O problema é que, diante da crise, conforme observa Dilma, os atores do golpe decidiram resolvê-la em seu favor, seja a mídia, o judiciário ou o Congresso. A presidenta afastada lembrou que Fernando Henrique Cardoso falava em “virar a página do Getúlio”. “Virar a página do Getúlio significa duas coisas, atacar a CLT e as empresas estatais”, explicou ela, sobre a agenda de desmonte dos direitos trabalhistas e de venda do patrimônio nacional mais valioso.

 

Outra agenda criticada por Dilma foi a PEC dos gastos. Segundo ele, o orçamento é um grande instrumento que o governo tem para executar suas propostas para avançar no desenvolvimento do país. Para ela, o programa de governo do golpe denominado Ponte para o Futuro virou a  PEC 55, que engessa os gastos públicos por 20 anos, uma reforma ultraconservadora da Previdência e a flexibilização do trabalho. “Não é possível fazer isso na democracia. É preciso ter um roteiro que possa ser seguido sem interrupção do povo. O primeiro passo é tirar o poder da população. Retire os direitos da população. Quando as expectativas da população não são respondidas pelo governo, a política se torna irrelevante. Há um processo de despolitização da luta”, apontou ela. “Daí a importância dos instrumentos que assegurem a existência de um inimigo.”

Dilma mostra como é importante para os golpistas destruírem seus adversários. “Começam a surgir momentos em que o juiz diz que tem convicções, mas não tem provas. A Lava Jato tem um caráter excepcional e suas medidas também precisam ser excepcionais”, diz ela, expressando o clima de autoritarismo que tomou conta do país, com o intuito de destruir as lideranças de esquerda. “Aos jovens que ocupam escolas em defesa dos direitos sociais se trata com dureza enquanto um grupo que invade o Congresso em defesa de uma ditadura são tratados com brandura”, lamentou Dilma.

Ela acredita que os golpistas subestimaram a crise econômica. “Diziam que era responsabilidade exclusiva da minha pessoa.” Agora que convivem com efeitos indesejáveis da crise econômica mundial, conforme explica a presidenta deposta, somam-se os fatores que garantem que pode ocorrer a tentação do golpe no golpe. Ela lembrou que, em 1968, ocorreu o “golpe dois”, uma radicalização do primeiro golpe de 1964.

“Temos que reivindicar uma solução por baixo, que é o voto democrático”, propõe ela. Não podemos esquecer que a fisiologia e ausência de propostas e a troca de cargos, segundo Dilma, não é uma questão moral no Brasil. Dos 33 partidos existentes, questiona, como chegar ao poder se não for disputando cargos no mais branco fisiologismo?

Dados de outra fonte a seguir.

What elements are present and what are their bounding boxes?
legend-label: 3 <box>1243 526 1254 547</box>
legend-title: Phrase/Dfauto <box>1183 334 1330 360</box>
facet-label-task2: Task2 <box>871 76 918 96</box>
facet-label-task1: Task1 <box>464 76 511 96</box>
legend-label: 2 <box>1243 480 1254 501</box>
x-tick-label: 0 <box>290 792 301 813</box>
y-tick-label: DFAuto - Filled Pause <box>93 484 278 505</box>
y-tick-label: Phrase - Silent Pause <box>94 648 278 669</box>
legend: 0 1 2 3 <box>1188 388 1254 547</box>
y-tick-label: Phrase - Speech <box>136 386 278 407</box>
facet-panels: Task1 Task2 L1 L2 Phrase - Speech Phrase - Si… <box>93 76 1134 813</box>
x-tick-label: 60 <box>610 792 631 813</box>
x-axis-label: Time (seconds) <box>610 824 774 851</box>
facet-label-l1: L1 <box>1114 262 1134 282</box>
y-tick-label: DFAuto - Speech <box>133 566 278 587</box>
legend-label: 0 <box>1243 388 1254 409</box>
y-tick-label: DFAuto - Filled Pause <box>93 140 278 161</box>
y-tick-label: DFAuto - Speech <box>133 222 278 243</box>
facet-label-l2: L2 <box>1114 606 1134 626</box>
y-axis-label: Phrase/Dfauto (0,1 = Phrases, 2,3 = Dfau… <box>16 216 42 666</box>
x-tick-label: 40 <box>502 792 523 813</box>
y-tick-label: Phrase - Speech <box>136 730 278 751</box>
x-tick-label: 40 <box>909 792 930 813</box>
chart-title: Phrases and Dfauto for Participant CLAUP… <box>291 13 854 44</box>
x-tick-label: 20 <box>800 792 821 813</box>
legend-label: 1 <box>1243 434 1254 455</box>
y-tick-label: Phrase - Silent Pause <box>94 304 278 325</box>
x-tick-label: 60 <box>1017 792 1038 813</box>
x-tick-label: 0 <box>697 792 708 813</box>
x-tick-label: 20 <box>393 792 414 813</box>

Dilma acredita que, para “salvar o futuro desse país”, precisa ter eleição direta e reforma política, política tributária que tribute o capital, e ter a capacidade de retomar o desenvolvimento do país e não cortar gastos. Ou aumenta receitas ou tributa fortunas ou tributa dividendos. “Somos o único país do mundo, junto com a Estônia, que não tributa dividendos”.

Dilma se antecipou à pergunta de porque isso não foi feito antes. “Porque não passa no Congresso. Por isso a importância da reforma política”, completou.

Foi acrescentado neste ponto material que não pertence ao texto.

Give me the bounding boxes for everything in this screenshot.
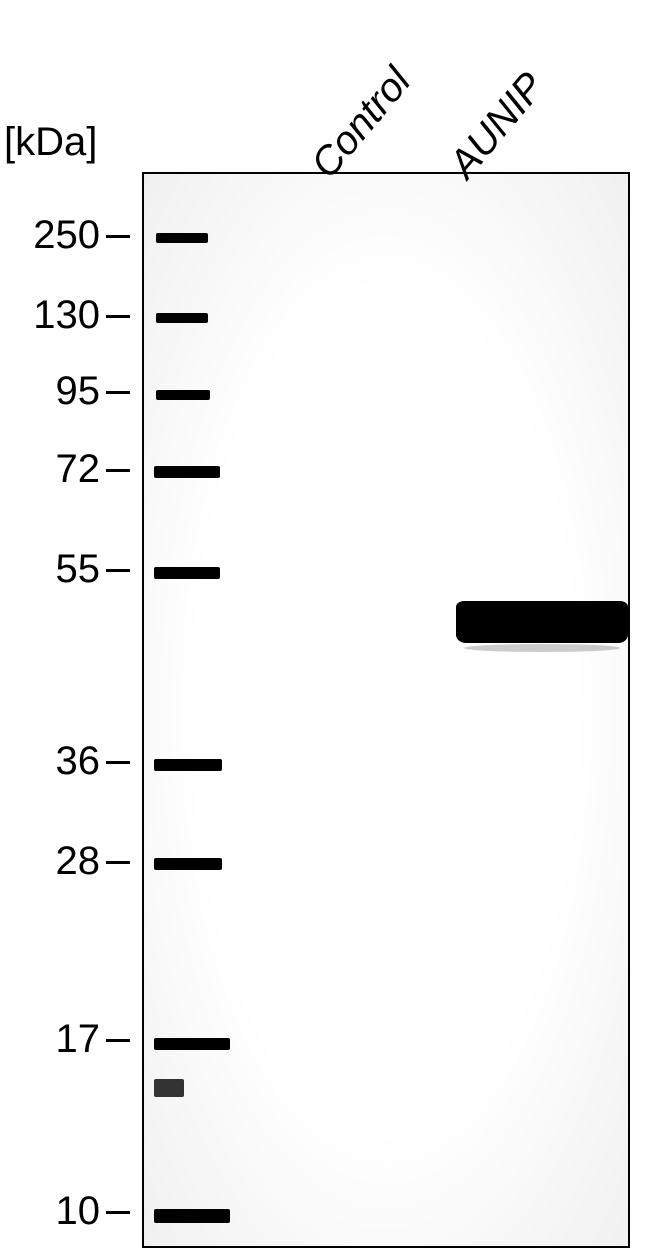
mw-tick-55 [106,569,130,572]
mw-tick-95 [106,391,130,394]
membrane-vignette [144,174,628,1246]
ladder-band-1 [156,313,208,323]
ladder-band-4 [154,567,220,579]
mw-tick-250 [106,235,130,238]
ladder-band-0 [156,233,208,243]
ladder-band-9 [154,1209,230,1223]
mw-label-55: 55 [56,547,101,592]
lane-label-aunip: AUNIP [441,64,554,187]
mw-tick-10 [106,1211,130,1214]
mw-label-250: 250 [33,213,100,258]
mw-label-28: 28 [56,839,101,884]
ladder-band-7 [154,1038,230,1050]
western-blot-figure: [kDa] 250 130 95 72 55 36 28 17 10 ControlAUNIP [0,0,650,1259]
mw-label-72: 72 [56,447,101,492]
axis-unit-label: [kDa] [4,120,97,165]
mw-label-130: 130 [33,293,100,338]
ladder-band-6 [154,858,222,870]
aunip-band [456,601,628,643]
ladder-band-3 [154,466,220,478]
mw-label-17: 17 [56,1017,101,1062]
lane-label-control: Control [303,59,420,187]
mw-tick-17 [106,1039,130,1042]
mw-tick-130 [106,315,130,318]
mw-label-10: 10 [56,1189,101,1234]
mw-label-95: 95 [56,369,101,414]
mw-tick-28 [106,861,130,864]
mw-tick-72 [106,469,130,472]
mw-tick-36 [106,761,130,764]
ladder-band-2 [156,390,210,400]
aunip-band-shadow [464,644,620,652]
mw-label-36: 36 [56,739,101,784]
ladder-band-5 [154,759,222,771]
blot-membrane-frame [142,172,630,1248]
ladder-band-8 [154,1079,184,1097]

Convencer os que foram enganados

 

A ex-presidenta da Argentina, Cristina Kirshner, fez em seu discurso um painel de como estava a economia do seu país antes de sua saída e na atualidade, em que se construiu um consenso de que o que faltava para a economia argentina deslanchar era trocá-la por Macri. Ela citou índices de hoje, que mostram que o terceiro trimestre dos balanços revelam o menor índice de ocupação da década, 5,9% da mão de obra ativa.

Ela lembra as condições em que seu marido, Nestor Kirshner, governou o país a partir de 2003, durante a maior crise econômica e endividamento da Argentina. Cristina encerra seu mandato tem pago as dívidas com o FMI, assim como Lula o fez no Brasil, se livrando de intervenções desagradáveis do organismo internacional. De 130% do PIB, o endividamento caiu para 9%. Por outro lado, seu governo sequer tinha acesso aos mercados de capitais para eventuais empréstimos. “Nosso país sofreu uma política desindustrializadora devastadora, para se tornar um país de serviços”.

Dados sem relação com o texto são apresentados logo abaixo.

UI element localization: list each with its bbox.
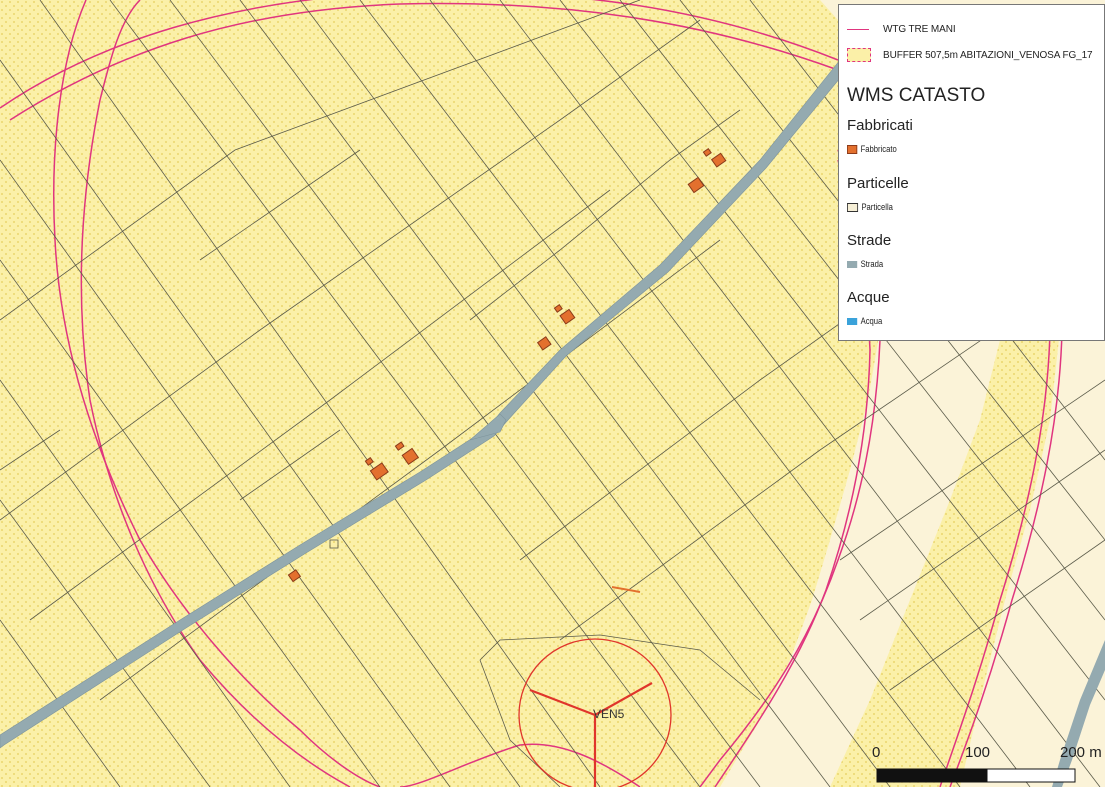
legend-label-fabbricato: Fabbricato [860,144,897,154]
particella-swatch-icon [847,202,859,212]
buffer-outlines [0,0,1063,787]
scale-label-0: 0 [872,744,881,761]
turbine-ven5-symbol [518,638,672,787]
legend-item-buffer: BUFFER 507,5m ABITAZIONI_VENOSA FG_17 [847,48,1093,62]
legend-label-strada: Strada [860,259,884,269]
buildings [287,147,727,583]
small-building [611,586,641,593]
legend-item-acqua: Acqua [847,316,882,326]
legend-group-strade: Strade [847,232,892,249]
turbine-ven5-label: VEN5 [593,707,625,721]
scale-bar [876,768,1076,783]
scale-label-100: 100 [965,744,991,761]
legend-item-fabbricato: Fabbricato [847,144,897,154]
water-strip [1052,640,1105,787]
legend-item-turbine: WTG TRE MANI [847,24,956,35]
legend-label-buffer: BUFFER 507,5m ABITAZIONI_VENOSA FG_17 [883,49,1093,61]
acqua-swatch-icon [847,317,858,325]
legend-group-acque: Acque [847,289,890,306]
legend-label-turbine: WTG TRE MANI [883,24,956,35]
buffer-fill [0,0,1060,787]
buffer-swatch-icon [847,48,871,62]
legend-item-particella: Particella [847,202,893,212]
legend-item-strada: Strada [847,259,883,269]
strada-swatch-icon [847,260,858,268]
buffer-outline-east [939,329,1063,787]
fabbricato-swatch-icon [847,144,858,154]
legend-group-fabbricati: Fabbricati [847,117,913,134]
buffer-outline-main [0,0,881,787]
map-legend: WTG TRE MANI BUFFER 507,5m ABITAZIONI_VE… [838,4,1105,341]
small-parcel [329,539,339,549]
legend-label-acqua: Acqua [860,316,883,326]
legend-wms-title: WMS CATASTO [847,85,986,106]
legend-label-particella: Particella [861,202,893,212]
legend-group-particelle: Particelle [847,175,909,192]
line-swatch-icon [847,29,869,30]
scale-label-200: 200 m [1060,744,1102,761]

Ela afirmou que houve uma inversão de prioridades quando ela passou a gastar 6% do PIB com educação e 2% para pagamento de serviços da dívida. Com isso, ela conseguiu fundar 19 novas universidades nacionais públicas e gratuitas. “Isso permitiu que centenas de milhares de filhos de trabalhadores chegassem a universidade pela primeira vez”, disse ela, lembrando um cenário muito semelhante ao brasileiro nos anos de Lula e Dilma.

“Os dólares vêm, quando recebem remuneração adequada, não porque o presidente é um velho, branco e loiro”, ironizou ela. E os dólares que ela diz precisar são para investimento produtivo, não para especulação financeira. 

Cristina recorda que a Argentina era um país em que, nos feriados prolongados, as rodovias ficavam intransitáveis, por todos os lados do país, e Ezeiza com voos para Miami e Brasil. Os shoppings eram lotados e os restaurantes sem mesa disponível. Os argentinos podiam programar suas ferias e compras de maior monta. Sabiam quanto iam pagar de aluguel, de gás, quanto iam receber de salário. “Foram eles que desorganizaram a vida dos argentinos”, acusou.

Enquanto nós remávamos contra a corrente, distribuindo renda e riqueza, a imprensa em conluiu com a oposição criaram um sentido comum nas populações de que as coisas que conquistaram não se deviam a um governo, mas ao esforço pessoal de cada um. “O ataque midiático era formidável e por todos os lados. E antes que vieram esses governos, essas pessoas não trabalhavam, não se esforçavam? Seguramente faziam o mesmo, mas se o país não fizer sua parte, não adianta todo o esforço pessoal”.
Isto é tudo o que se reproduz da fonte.